The writer made a further statement – he said the rents charged were lower than the rents charged in the immediate neighbourhood for house of a much inferior character. ( Sensation )

The letter continued, ” these houses are let on a weekly tenancy, and the agree -ment is made that the house is to be vacated when the occupier quits the company´s employment. In the present case the men brought out their tools from the workings about Christmas last. They have had, and still have the option of resuming work on terms more remunerative to the workmen than the terms originally paid.” ( Laughter )

Was that the truth ? ( Cries of “No” and a voice : ” I should think not.”)

Such was the remarkable letter of ` a citizen of London.´

He thought if those men intended to fight they ought to fight with the right weapons, not with the weapons of falsehood and mispresentation. If they fought they must fight justly and for the cause of righteousness. ( Hear, hear )

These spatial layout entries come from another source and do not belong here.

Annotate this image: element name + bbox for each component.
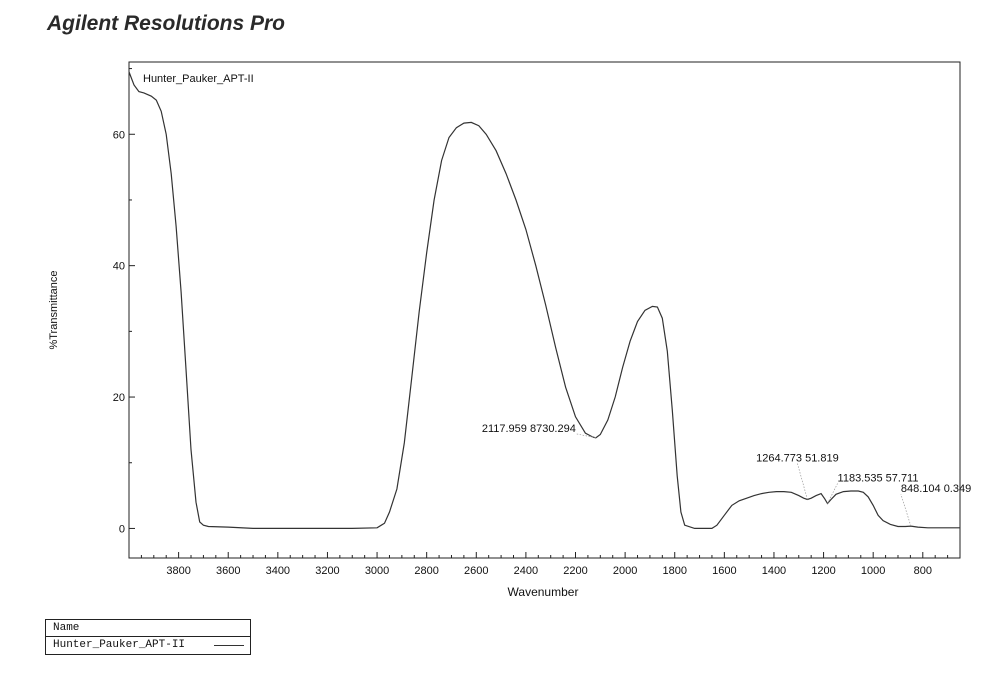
peak-label: 1264.773 51.819 (756, 453, 839, 465)
spectrum-line (128, 71, 960, 529)
x-tick-label: 2000 (613, 565, 637, 577)
series-layer (128, 71, 960, 529)
y-axis-label: %Transmittance (48, 270, 60, 349)
peak-label: 2117.959 8730.294 (482, 423, 576, 435)
legend-header: Name (46, 620, 250, 637)
y-tick-label: 20 (113, 392, 125, 404)
peak-label: 848.104 0.349 (901, 483, 971, 495)
x-tick-label: 800 (914, 565, 932, 577)
peak-leader-line (797, 463, 808, 500)
x-axis-label: Wavenumber (508, 585, 579, 599)
x-tick-label: 1400 (762, 565, 786, 577)
app-title: Agilent Resolutions Pro (47, 12, 286, 35)
y-tick-label: 60 (113, 129, 125, 141)
x-tick-label: 3200 (315, 565, 339, 577)
legend-entry: Hunter_Pauker_APT-II (46, 637, 250, 654)
peak-leader-line (575, 433, 596, 439)
legend-entry-label: Hunter_Pauker_APT-II (53, 639, 186, 651)
legend-table: Name Hunter_Pauker_APT-II (45, 619, 251, 655)
x-tick-label: 1200 (811, 565, 835, 577)
legend-line-swatch (214, 645, 244, 646)
x-tick-label: 1000 (861, 565, 885, 577)
x-tick-label: 2200 (563, 565, 587, 577)
peak-label: 1183.535 57.711 (838, 472, 919, 484)
plot-frame (128, 61, 961, 559)
y-tick-label: 40 (113, 261, 125, 273)
x-tick-label: 3800 (166, 565, 190, 577)
x-tick-label: 2400 (514, 565, 538, 577)
x-tick-label: 1600 (712, 565, 736, 577)
x-tick-label: 2800 (414, 565, 438, 577)
x-tick-label: 3600 (216, 565, 240, 577)
chart-title: Hunter_Pauker_APT-II (143, 73, 254, 85)
x-tick-label: 3000 (365, 565, 389, 577)
peak-leader-line (900, 494, 912, 527)
y-tick-label: 0 (119, 523, 125, 535)
x-tick-label: 1800 (662, 565, 686, 577)
ir-spectrum-chart: Hunter_Pauker_APT-II Wavenumber %Transmi… (48, 61, 971, 599)
annotations-layer: 2117.959 8730.294 1264.773 51.819 1183.535… (482, 423, 971, 527)
axes: 3800 3600 3400 3200 3000 2800 2600 2400 2200 2000… (113, 68, 961, 577)
peak-leader-line (827, 483, 838, 504)
x-tick-label: 2600 (464, 565, 488, 577)
x-tick-label: 3400 (266, 565, 290, 577)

It was quite evident from the conduct of Mr. Pope and such writers as the writer of the letter he had read to them that they were simply determined to win by any means. It was a question of might not right. But whilst they might have social position and wealth at their command the men had still a mightier power in the presence and in the love of their God and Father. ( Hear, hear )

He wanted them in that great conflict still to keep looking to Him and trusting in Him, for His Word distinctly declared ” the Lord heareth the poor.”

He would not detain them, as he knew from the cases that had been brought before him that some of them were in great need of bread. He was sorry that such should have been the case. He had been greatly pained by some specially extreme cases of suffering. One family came that morning stating that they had had no bread, no fire, and no food since five o´clock the previous day, and other families had visited him in a similar condition. Such things ought not to exist. Those were the wives and children of British workingmen. He had come to know a great deal of the Denaby Main men, and whatever others might say concerning them, he was there to say that he had found them to be a superior class of men.

He was told by those who knew and could speak with the authority of knowledge that they had as good workmen, as good colliers´ at Denaby Main as were to be found in any other pit in the United Kingdom. He though the wives and children of those respectable workingmen ought not to be brought into the position in which they were today. He hoped that state of things would soon come to an end.

He thought Mr. J.B. Pope ought at once to grant a meeting of the directors with their own men. He said in a letter which he wrote to the papers the other day that a gentleman in Mr. Pope´s position could either be a great blessing or a great curse to a neighbourhood, and that was so. ( Hear, hear )

He ( the speaker ) asked through the public Press that if Mr. Pope was what he professed to be – a good man – let him become the friend and saviour of his own workpeople. ( Hear, hear )

Referring to the new arrivals at the colliery, he hoped the Denaby Main men would do as they had done before when the former workmen were brought – to respect the law.

With respect to the case heard before the Rotherham Bench that day, a woman, he said, had been summoned for assault. After the case had been tried, the chairman, who was a coal-owner, called the husband into court, and asked him if he had heard the evidence. He said he had not. The chairman then addressed him in these terms, ” What we propose to do is to bind you both over to keep the peace. You will be bound over in the sum of £5 each.” There was a man bound over to keep the peace who had not broken the peace. ( Laughter )

If that were ” justices justice ” it was time it came to an end. He would tell the magistrate through the Press that he ought not to have been upon the Bench, and that he ought not to have done that very unwise thing. He hoped the public Press of the country would speak out strongly against such unfair doings in the Rotherham Courthouse. ( Applause )

A vote of thanks was accorded to the Rev. T.J. Leslie and Mrs. Leslie for the part they had taken in the work of distribution.